We read in The Times that the Government of Luxembourg is planning to remove the power of its Head of State, Grand Duke Henri, to veto laws passed by the State's Parliament. Grand Duke Henri has indicated that he would have problems of conscience approving the law permitting euthanasia, which was agreed by a narrow margin at its first reading earlier this year. The Government of the State says that it sympathises with Grand Duke Henri's predicament but that laws passed by Parliament must be approved by him.
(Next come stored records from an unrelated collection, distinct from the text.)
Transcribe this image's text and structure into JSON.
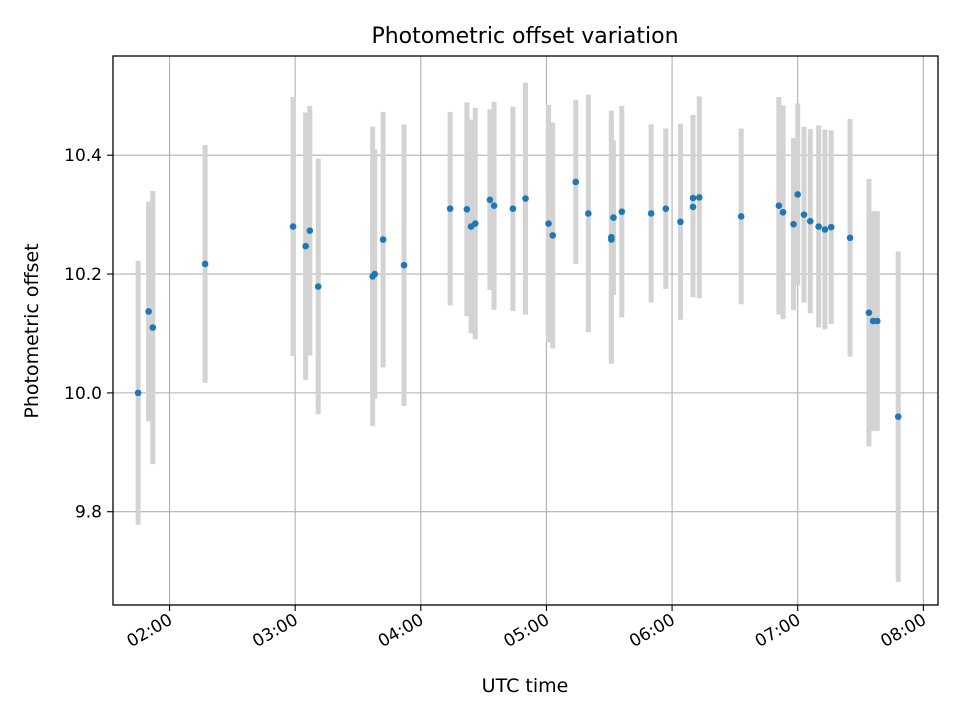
{
  "chart_data": {
    "type": "scatter",
    "title": "Photometric offset variation",
    "xlabel": "UTC time",
    "ylabel": "Photometric offset",
    "x_ticks": [
      "02:00",
      "03:00",
      "04:00",
      "05:00",
      "06:00",
      "07:00",
      "08:00"
    ],
    "y_ticks": [
      "9.8",
      "10.0",
      "10.2",
      "10.4"
    ],
    "grid": true,
    "colors": {
      "point": "#1f77b4",
      "errorbar": "#d3d3d3",
      "grid": "#b0b0b0"
    },
    "series": [
      {
        "x": [
          "01:45",
          "01:50",
          "01:52",
          "02:17",
          "02:59",
          "03:05",
          "03:07",
          "03:11",
          "03:37",
          "03:38",
          "03:42",
          "03:52",
          "04:14",
          "04:22",
          "04:24",
          "04:26",
          "04:33",
          "04:35",
          "04:44",
          "04:50",
          "05:01",
          "05:03",
          "05:14",
          "05:20",
          "05:31",
          "05:31",
          "05:32",
          "05:36",
          "05:50",
          "05:57",
          "06:04",
          "06:10",
          "06:10",
          "06:13",
          "06:33",
          "06:51",
          "06:53",
          "06:58",
          "07:00",
          "07:03",
          "07:06",
          "07:10",
          "07:13",
          "07:16",
          "07:25",
          "07:34",
          "07:36",
          "07:38",
          "07:48"
        ],
        "y": [
          10.0,
          10.137,
          10.11,
          10.217,
          10.28,
          10.247,
          10.273,
          10.179,
          10.196,
          10.2,
          10.258,
          10.215,
          10.31,
          10.309,
          10.28,
          10.285,
          10.325,
          10.315,
          10.31,
          10.327,
          10.285,
          10.265,
          10.355,
          10.302,
          10.262,
          10.258,
          10.295,
          10.305,
          10.302,
          10.31,
          10.288,
          10.328,
          10.313,
          10.329,
          10.297,
          10.315,
          10.304,
          10.284,
          10.334,
          10.3,
          10.289,
          10.28,
          10.275,
          10.279,
          10.261,
          10.135,
          10.121,
          10.121,
          9.96
        ],
        "yerr": [
          0.222,
          0.185,
          0.23,
          0.2,
          0.218,
          0.225,
          0.21,
          0.215,
          0.252,
          0.21,
          0.215,
          0.237,
          0.163,
          0.18,
          0.18,
          0.195,
          0.152,
          0.175,
          0.172,
          0.195,
          0.2,
          0.19,
          0.138,
          0.2,
          0.213,
          0.198,
          0.13,
          0.178,
          0.15,
          0.135,
          0.165,
          0.14,
          0.152,
          0.17,
          0.148,
          0.183,
          0.18,
          0.145,
          0.153,
          0.148,
          0.155,
          0.17,
          0.168,
          0.163,
          0.2,
          0.225,
          0.185,
          0.185,
          0.278
        ]
      }
    ],
    "xlim": [
      "01:33",
      "08:07"
    ],
    "ylim": [
      9.643,
      10.567
    ]
  }
}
It is beyond Care Not Killing's remit to comment on the constitutional aspects of this question. However, we share Grand Duke Henri's concerns about the effects of the proposed change in the law and we understand why, in good conscience, he feels that he cannot support it. A law such as this is different from other legislation: it flies in the face of centuries of law-making designed to protect the sanctity of human life. Moreover, a law to legalise euthanasia is particularly hard to justify when, for perhaps the first time in history, medical science has advanced to the point where it is able to deal with the suffering of dying and to ensure that terminally ill people die naturally with peace and dignity. The fact is that euthanasia laws like that which is before the Luxembourg Parliament have more to do with the promotion of personal autonomy than they have with the relief of suffering.
Opposition to legalising euthanasia comes not only from people who have conscientious objections to it. Many people in this country, and no doubt in Luxembourg, recognise the very real dangers which legalisation of these practices poses to vulnerable people. It is all very well to talk, as pro-euthanasia campaigners are wont to do, about 'choice' and 'autonomy' at the end of life. Most terminally ill people are interested in good care and effective symptom control rather than in deciding when and where and how to commit suicide. Giving small numbers of self-reliant and determined people a so-called right to have medical help to end their lives would increase the unspoken but very real pressures on larger numbers of more vulnerable people to opt for a similar course of action, against their better judgment but in order to spare others a care burden, or in response to depression, which is a very common feature of terminal illness. The prime purpose of all law-making should be to protect the weak against the strong, the vulnerable against the self-confident and the doubtful against the resolute.
The evidence from other countries that have gone down the road of 'assisted dying' is far from reassuring. In Oregon, it is estimated that one in six of those who have taken lethal drugs from their doctors to end their lives since the enactment of the so-called Death with Dignity Act were suffering from treatable but undiagnosed depression. And in The Netherlands and Belgium, existing euthanasia laws are being interpreted with undue elasticity and extended to encompass new vulnerable groups of people.
It is to be hoped that the citizens of Luxembourg and their representatives in Parliament will think carefully about these risks and about the inherent inconsistency of 'assisted dying' with good medical ethics before taking final decisions on this hazardous law. We wish them wise counsel.